Mrandmrsmays, You're All I Ask, Lili and Walter, Carnival Beginning
Mrandmrsmays, Diana Cantu, Lili & Walter, and Joanna Barbera
Reviewed by Margaret Moser, Fri., March 13, 2009
Mrandmrsmays' self-titled CD posits its local husband-and-wife team in DIY heaven, with a little help from friends. Sixteen Deluxe's Chris "Frenchie" Smith produced this edgy little album like an ode to 1980s New Wave. Vocalist Kate Kind orbits the B-52s' Cindy Wilson's gulpy vocals and Björk's sonic soaring with her "banshee shenanigans." Songwriter James Mays shares more ethereal vox with very provocative results ("Together"). Among those local artists who reside under the radar quietly and without brassy fanfare, Diana Cantu can be found.
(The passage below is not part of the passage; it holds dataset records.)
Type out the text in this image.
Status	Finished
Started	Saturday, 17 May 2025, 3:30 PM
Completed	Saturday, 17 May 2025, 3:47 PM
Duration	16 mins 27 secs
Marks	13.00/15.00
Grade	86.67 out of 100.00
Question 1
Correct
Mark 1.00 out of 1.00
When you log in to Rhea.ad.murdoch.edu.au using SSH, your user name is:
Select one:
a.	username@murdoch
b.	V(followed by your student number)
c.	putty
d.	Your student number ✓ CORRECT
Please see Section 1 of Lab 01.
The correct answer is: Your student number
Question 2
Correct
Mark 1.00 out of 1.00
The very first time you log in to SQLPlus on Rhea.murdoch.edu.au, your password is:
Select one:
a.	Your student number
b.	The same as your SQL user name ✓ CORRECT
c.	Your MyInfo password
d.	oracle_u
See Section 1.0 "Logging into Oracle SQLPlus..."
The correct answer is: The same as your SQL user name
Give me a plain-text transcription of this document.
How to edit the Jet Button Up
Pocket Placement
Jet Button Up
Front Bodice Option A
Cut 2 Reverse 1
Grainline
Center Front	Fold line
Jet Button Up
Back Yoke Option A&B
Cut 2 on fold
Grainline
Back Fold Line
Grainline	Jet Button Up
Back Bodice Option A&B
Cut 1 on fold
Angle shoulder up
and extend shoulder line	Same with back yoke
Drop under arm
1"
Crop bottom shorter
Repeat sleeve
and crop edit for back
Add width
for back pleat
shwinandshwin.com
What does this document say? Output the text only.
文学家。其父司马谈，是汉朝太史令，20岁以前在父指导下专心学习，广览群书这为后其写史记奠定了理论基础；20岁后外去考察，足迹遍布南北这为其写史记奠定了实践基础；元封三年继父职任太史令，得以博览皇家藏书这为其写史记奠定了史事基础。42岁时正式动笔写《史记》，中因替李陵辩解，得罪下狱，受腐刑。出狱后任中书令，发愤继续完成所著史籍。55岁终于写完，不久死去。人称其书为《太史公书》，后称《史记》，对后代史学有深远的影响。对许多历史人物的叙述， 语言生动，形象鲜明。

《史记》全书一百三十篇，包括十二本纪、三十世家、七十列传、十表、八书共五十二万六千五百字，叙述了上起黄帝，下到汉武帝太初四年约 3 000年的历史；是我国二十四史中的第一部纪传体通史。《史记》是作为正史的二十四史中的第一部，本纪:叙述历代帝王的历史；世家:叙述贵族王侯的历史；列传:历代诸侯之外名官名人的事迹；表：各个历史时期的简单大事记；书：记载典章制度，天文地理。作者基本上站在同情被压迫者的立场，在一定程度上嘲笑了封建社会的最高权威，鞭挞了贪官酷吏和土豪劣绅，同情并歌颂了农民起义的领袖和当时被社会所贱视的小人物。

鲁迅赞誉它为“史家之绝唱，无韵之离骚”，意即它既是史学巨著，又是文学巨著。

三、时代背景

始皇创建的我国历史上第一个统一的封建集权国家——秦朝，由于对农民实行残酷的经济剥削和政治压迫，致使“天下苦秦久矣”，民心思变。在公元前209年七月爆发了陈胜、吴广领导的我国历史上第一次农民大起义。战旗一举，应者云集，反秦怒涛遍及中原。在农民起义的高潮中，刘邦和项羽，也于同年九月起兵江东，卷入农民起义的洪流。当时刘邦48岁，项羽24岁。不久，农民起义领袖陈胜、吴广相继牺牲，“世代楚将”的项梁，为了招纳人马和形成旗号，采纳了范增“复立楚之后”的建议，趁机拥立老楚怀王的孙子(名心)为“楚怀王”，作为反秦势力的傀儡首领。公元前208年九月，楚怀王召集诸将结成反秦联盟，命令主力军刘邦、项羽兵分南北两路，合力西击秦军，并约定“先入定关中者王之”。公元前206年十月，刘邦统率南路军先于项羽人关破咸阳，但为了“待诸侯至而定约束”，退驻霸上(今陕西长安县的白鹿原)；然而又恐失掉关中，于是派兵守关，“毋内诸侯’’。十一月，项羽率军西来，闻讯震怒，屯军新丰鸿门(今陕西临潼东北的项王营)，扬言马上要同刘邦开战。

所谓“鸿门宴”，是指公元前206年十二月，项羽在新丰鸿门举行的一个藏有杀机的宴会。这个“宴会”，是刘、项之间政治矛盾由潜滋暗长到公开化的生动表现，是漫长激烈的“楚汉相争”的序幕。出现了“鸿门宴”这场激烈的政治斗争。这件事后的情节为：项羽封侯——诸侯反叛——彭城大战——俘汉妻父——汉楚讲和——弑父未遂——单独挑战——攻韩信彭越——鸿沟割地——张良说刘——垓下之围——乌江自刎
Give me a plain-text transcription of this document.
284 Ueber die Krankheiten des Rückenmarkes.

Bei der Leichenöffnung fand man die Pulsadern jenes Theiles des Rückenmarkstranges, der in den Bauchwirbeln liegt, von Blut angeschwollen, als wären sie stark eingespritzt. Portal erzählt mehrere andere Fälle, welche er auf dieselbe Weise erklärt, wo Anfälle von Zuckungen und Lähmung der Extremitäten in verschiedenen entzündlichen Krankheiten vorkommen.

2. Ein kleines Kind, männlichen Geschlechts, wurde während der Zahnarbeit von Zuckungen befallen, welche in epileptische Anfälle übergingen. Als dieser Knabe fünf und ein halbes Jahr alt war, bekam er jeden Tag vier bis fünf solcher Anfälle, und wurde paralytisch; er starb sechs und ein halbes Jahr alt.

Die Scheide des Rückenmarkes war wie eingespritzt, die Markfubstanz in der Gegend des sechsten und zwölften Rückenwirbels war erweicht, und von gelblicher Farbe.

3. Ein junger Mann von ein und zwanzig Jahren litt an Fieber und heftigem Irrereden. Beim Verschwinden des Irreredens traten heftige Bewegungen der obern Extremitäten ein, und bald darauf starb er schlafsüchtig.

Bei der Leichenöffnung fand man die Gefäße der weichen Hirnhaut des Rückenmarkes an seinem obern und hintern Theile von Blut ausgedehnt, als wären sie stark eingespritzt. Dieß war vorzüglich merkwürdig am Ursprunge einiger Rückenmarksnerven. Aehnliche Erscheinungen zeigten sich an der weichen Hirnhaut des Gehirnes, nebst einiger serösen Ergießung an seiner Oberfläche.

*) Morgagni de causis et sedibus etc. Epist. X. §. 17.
The veteran sidewoman – she's played with Chris Duarte and Tomas Ramirez, who provides sax fills here – came to the table not long ago with You're All I Ask. Cantu's easy appeal lies between her too-pop-for-Americana ("Long Live") and too-rock-for-pop ("I Believed") compositions and their sprinkle of jazz, very much Joni Mitchell turf. Skimpy production adds immeasurably to the lo-fi charm of Lili & Walter's self-titled CD. The 11 homespun songs hearken to Delaney & Bonnie's Motel Shot (1971), stripped down, casual, and alluring in their bare presentation. Rootsy instrumentation propels their sound through denim-soft originals with a rural gospel flavor ("Shout #5") and gorgeous traditionals ("Poor Wayfaring Stranger"). Carnival Beginning is an auspicious start for Bay Area transplant Joanna Barbera and her urban folk. "All my life I've been an instigator," she sings in "Just as Well," fair warning that Barbera's not content with labels or neat little compartments, though the Tori Amos/Ani DiFranco influence is evident. The smoky timbre of her voice wraps cozily around confident originals like "Fat Face" and the Waitsian lope of "Bus Stop," just enough to inspire a return trip.